358 In July 2011, occupational health specialist, Dr Castle thought the plaintiff had no capacity to do his pre injury work because of the severity of his bilateral shoulder condition.
359 Dr Castle formed this view after having carried out a detailed analysis of various jobs suggested as suitable by the defendants.
360 Noting that the plaintiff had very limited education and difficulties with English and a history of heavy manual work only, Dr Castle considered that the only possible job option would a crossing supervisor. However, the plaintiff would not be able to stand for the length of time required and would not be able to do that work reliably and consistently from day to day.
361 In July 2011, Dr Wilkinson thought the plaintiff was then not able to perform his pre-injury duties due to his bilateral shoulder pain – a situation that was permanent and would exclude any productive employment.
362 Mr Simm, who examined the plaintiff in July 2011, is alone in the view that there were no physical factors arising out of work that would prevent the plaintiff from performing similar modified work duties with another employer.

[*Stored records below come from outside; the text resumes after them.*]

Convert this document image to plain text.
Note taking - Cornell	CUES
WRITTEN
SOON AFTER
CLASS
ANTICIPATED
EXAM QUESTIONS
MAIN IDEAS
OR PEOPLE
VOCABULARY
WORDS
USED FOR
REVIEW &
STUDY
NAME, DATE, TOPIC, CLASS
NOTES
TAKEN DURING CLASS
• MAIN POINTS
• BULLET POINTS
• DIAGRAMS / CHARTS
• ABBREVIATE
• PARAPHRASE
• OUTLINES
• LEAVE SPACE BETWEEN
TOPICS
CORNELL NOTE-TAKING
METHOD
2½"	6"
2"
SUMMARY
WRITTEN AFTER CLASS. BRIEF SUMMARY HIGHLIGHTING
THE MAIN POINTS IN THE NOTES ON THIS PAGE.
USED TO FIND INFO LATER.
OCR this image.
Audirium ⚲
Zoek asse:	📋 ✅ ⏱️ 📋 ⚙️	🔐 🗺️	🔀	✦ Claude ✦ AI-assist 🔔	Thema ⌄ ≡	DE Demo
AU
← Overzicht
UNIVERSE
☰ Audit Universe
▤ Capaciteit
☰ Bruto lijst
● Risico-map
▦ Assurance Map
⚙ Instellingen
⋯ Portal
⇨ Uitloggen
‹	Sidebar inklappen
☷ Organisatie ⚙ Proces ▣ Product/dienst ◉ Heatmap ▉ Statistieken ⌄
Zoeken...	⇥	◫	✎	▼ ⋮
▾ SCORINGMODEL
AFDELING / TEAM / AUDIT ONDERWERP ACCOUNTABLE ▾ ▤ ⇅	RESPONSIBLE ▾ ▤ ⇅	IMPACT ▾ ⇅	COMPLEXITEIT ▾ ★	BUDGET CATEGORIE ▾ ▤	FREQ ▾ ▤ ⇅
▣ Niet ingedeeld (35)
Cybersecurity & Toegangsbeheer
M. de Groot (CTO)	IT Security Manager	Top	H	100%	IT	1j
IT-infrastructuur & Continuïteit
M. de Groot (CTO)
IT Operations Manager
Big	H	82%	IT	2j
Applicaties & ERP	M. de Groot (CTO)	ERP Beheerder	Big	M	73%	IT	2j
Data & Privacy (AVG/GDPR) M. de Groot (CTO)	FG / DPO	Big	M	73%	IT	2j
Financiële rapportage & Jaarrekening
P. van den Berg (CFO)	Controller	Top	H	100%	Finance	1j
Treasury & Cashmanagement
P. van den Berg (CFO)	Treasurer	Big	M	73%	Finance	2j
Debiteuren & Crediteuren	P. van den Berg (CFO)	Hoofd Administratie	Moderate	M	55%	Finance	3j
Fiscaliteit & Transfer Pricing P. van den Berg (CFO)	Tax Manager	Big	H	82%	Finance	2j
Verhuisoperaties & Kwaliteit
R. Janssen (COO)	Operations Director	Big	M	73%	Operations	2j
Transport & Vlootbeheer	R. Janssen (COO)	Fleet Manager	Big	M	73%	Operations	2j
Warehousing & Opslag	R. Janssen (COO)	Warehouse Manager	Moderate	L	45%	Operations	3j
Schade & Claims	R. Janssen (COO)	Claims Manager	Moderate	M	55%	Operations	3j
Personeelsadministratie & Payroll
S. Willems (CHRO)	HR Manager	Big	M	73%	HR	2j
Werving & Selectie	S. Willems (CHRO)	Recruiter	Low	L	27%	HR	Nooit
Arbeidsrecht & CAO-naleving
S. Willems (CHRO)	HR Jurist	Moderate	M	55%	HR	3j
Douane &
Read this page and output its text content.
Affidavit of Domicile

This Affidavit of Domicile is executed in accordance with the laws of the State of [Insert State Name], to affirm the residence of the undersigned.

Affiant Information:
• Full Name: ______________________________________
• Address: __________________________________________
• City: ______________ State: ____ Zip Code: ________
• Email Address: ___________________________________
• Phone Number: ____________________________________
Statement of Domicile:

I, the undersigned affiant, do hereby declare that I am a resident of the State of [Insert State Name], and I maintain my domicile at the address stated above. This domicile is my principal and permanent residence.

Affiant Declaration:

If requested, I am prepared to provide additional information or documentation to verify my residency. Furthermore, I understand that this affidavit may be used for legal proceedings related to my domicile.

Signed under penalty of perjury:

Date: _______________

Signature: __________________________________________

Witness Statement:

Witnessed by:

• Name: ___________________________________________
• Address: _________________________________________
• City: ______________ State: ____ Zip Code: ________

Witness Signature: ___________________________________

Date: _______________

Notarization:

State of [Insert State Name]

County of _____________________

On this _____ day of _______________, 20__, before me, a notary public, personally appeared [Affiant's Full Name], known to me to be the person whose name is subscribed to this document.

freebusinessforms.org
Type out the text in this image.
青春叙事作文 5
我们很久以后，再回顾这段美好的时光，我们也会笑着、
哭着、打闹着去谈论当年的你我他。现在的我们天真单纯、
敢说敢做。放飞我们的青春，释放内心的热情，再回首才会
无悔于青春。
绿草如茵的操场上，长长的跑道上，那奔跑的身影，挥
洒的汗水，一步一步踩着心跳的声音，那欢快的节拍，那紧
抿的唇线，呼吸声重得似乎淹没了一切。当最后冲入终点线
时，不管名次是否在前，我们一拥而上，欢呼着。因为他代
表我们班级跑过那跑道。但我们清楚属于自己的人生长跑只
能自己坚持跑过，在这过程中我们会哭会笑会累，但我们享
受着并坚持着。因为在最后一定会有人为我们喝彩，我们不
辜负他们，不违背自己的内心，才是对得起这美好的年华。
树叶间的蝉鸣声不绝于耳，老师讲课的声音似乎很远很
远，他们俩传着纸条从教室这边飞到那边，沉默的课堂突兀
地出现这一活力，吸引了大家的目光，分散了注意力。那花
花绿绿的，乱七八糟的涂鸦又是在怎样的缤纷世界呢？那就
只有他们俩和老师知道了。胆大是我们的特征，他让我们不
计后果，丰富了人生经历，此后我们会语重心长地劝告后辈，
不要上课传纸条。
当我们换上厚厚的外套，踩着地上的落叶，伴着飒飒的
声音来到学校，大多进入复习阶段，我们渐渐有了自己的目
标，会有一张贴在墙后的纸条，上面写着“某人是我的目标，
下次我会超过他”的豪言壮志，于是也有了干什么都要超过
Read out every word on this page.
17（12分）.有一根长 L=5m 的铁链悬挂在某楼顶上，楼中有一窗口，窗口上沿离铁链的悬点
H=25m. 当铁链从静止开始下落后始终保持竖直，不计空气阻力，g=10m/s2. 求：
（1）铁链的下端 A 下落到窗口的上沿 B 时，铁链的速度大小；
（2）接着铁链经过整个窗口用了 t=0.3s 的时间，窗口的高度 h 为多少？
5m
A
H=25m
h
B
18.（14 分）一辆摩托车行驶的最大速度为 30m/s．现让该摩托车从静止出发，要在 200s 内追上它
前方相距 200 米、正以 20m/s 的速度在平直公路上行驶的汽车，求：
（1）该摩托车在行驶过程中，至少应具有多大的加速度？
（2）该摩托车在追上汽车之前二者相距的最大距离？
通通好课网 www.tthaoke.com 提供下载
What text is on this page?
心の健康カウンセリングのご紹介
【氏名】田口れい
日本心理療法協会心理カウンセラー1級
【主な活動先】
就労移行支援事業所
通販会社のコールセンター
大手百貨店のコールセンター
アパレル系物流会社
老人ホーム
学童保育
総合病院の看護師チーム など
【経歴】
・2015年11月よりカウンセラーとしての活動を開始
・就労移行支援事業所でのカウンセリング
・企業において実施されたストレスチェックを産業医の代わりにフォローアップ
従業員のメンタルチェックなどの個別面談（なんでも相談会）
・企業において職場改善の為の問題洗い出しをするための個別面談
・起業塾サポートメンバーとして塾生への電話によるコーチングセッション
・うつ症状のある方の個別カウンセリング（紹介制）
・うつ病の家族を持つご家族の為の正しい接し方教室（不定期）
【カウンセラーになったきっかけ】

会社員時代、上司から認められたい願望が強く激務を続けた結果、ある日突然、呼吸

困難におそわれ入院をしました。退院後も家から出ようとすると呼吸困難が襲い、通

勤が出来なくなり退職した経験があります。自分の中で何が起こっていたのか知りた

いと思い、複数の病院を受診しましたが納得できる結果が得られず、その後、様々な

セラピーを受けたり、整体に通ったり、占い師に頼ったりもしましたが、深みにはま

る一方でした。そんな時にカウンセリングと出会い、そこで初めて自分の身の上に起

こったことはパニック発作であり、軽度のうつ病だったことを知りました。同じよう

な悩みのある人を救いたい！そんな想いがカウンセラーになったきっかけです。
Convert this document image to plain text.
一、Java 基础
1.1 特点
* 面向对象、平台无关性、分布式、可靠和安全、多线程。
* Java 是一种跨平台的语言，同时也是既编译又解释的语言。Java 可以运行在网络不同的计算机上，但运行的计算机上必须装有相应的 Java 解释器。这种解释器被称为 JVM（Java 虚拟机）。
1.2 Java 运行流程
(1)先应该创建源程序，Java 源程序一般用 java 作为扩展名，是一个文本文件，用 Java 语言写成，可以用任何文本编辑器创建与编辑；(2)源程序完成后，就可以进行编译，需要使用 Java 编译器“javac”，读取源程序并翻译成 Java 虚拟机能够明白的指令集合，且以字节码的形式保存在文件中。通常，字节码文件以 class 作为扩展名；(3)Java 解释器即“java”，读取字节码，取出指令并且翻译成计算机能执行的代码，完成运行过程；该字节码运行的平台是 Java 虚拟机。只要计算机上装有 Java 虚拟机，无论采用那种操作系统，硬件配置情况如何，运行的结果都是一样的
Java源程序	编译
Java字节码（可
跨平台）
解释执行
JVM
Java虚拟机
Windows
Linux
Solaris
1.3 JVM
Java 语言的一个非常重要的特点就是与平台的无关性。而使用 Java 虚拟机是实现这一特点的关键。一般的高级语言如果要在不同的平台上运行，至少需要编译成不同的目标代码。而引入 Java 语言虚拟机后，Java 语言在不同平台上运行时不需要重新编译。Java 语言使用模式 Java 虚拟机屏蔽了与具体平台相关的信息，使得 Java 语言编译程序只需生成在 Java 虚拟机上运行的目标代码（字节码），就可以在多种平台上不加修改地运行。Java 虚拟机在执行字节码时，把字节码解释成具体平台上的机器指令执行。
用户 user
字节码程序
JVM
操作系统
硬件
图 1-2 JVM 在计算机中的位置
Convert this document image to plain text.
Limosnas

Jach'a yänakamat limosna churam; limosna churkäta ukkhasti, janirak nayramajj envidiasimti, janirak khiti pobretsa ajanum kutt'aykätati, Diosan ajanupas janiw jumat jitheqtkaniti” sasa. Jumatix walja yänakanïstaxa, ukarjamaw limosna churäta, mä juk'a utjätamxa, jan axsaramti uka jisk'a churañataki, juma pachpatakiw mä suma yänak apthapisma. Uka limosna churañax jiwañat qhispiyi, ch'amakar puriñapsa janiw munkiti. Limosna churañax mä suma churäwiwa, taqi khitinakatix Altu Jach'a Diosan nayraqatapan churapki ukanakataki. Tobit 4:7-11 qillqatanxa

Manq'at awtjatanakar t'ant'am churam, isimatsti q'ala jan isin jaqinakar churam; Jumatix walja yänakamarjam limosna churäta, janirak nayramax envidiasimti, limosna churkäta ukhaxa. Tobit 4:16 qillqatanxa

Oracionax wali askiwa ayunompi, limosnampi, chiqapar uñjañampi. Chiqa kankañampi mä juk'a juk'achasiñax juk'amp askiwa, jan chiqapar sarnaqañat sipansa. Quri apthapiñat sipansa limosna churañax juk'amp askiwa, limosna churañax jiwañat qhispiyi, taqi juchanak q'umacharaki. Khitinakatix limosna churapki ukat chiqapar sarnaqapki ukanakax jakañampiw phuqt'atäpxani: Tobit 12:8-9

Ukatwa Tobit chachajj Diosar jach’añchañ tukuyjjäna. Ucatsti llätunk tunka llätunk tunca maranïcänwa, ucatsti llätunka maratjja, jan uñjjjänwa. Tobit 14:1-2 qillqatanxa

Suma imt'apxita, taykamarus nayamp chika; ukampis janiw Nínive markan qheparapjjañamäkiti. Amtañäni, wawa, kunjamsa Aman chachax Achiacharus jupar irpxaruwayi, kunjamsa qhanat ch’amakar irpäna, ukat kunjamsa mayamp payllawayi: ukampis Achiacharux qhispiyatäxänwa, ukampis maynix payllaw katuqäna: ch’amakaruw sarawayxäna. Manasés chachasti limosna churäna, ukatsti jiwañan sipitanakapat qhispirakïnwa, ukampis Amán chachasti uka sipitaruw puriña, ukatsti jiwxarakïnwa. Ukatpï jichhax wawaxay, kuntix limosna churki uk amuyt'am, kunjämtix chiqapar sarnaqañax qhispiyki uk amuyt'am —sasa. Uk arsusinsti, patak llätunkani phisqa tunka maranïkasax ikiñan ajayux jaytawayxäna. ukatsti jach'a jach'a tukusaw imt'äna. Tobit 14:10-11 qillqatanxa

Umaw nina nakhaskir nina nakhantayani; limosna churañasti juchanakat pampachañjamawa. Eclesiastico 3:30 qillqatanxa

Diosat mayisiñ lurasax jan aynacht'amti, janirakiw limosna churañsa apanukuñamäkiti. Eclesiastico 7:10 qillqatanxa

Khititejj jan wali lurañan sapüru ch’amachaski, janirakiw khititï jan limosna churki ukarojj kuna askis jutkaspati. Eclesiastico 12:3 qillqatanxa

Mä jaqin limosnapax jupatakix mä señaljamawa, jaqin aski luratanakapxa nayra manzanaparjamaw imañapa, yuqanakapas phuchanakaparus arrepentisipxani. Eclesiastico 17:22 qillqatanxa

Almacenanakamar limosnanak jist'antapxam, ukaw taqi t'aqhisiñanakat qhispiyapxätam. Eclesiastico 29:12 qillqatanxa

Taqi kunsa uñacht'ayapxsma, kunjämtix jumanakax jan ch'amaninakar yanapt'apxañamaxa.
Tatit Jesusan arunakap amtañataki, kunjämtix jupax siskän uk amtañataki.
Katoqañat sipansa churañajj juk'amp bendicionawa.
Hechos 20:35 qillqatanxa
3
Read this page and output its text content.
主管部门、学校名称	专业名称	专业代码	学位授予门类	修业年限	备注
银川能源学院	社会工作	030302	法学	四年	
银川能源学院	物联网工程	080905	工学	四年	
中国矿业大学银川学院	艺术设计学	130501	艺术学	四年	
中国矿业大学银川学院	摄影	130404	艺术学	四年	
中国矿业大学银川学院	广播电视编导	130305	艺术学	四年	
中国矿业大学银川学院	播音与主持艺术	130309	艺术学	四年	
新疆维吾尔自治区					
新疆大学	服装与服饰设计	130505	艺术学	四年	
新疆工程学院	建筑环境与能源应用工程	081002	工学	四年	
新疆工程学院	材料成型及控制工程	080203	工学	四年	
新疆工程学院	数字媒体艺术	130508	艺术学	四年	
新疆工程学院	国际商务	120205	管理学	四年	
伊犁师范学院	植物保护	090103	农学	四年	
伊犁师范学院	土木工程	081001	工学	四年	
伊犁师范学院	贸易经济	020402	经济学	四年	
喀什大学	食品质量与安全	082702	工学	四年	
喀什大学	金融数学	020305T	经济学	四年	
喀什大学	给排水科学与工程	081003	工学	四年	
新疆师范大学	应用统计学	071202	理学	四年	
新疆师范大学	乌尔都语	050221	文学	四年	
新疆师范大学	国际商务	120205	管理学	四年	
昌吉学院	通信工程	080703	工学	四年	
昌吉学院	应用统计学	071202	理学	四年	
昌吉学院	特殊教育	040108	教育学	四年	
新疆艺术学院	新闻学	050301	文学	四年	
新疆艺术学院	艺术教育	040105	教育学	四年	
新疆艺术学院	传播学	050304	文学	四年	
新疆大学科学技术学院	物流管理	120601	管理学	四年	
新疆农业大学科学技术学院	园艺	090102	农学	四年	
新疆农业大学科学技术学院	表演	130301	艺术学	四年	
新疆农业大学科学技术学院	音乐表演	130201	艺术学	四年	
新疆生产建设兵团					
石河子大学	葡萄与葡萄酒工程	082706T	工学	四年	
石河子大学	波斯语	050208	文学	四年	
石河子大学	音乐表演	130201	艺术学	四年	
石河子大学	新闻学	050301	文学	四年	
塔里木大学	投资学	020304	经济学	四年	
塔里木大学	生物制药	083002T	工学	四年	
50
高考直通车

363 I am satisfied that the plaintiff does not have a capacity for suitable employment.
364 Accordingly, I accept that the plaintiff has a loss of earning capacity of forty per cent that is permanent.
365 I am also required to consider issues of retraining and rehabilitation pursuant to sub section (g).
366 In light of my findings as to the plaintiff’s impairment and incapacity for employment, I am not satisfied that there is any retraining or rehabilitation that would be appropriate to be undertaken by him which would alter the situation that he has a loss of earning capacity of forty per cent or more.
367 As rehabilitation and retraining have nothing to offer him in terms of his capacity for employment, the plaintiff has satisfied the requirements of s.134AB(38(g).
368 As the plaintiff has satisfied the test laid down by the Act in relation to loss of earning capacity, he is at large to make a claim for damages, i.e. both for pain and suffering and loss of earning capacity: See Forrest J in Acir v Frosster Pty Ltd [2009] VSC 454 (7 October 2009), at paragraph 147, and Advanced Wire & Cable Pty Ltd & VWA v Abdulle [2009] VSCA 170.
369 Accordingly, I grant leave to the plaintiff to bring proceeding for damages for loss of earning capacity and pain and suffering.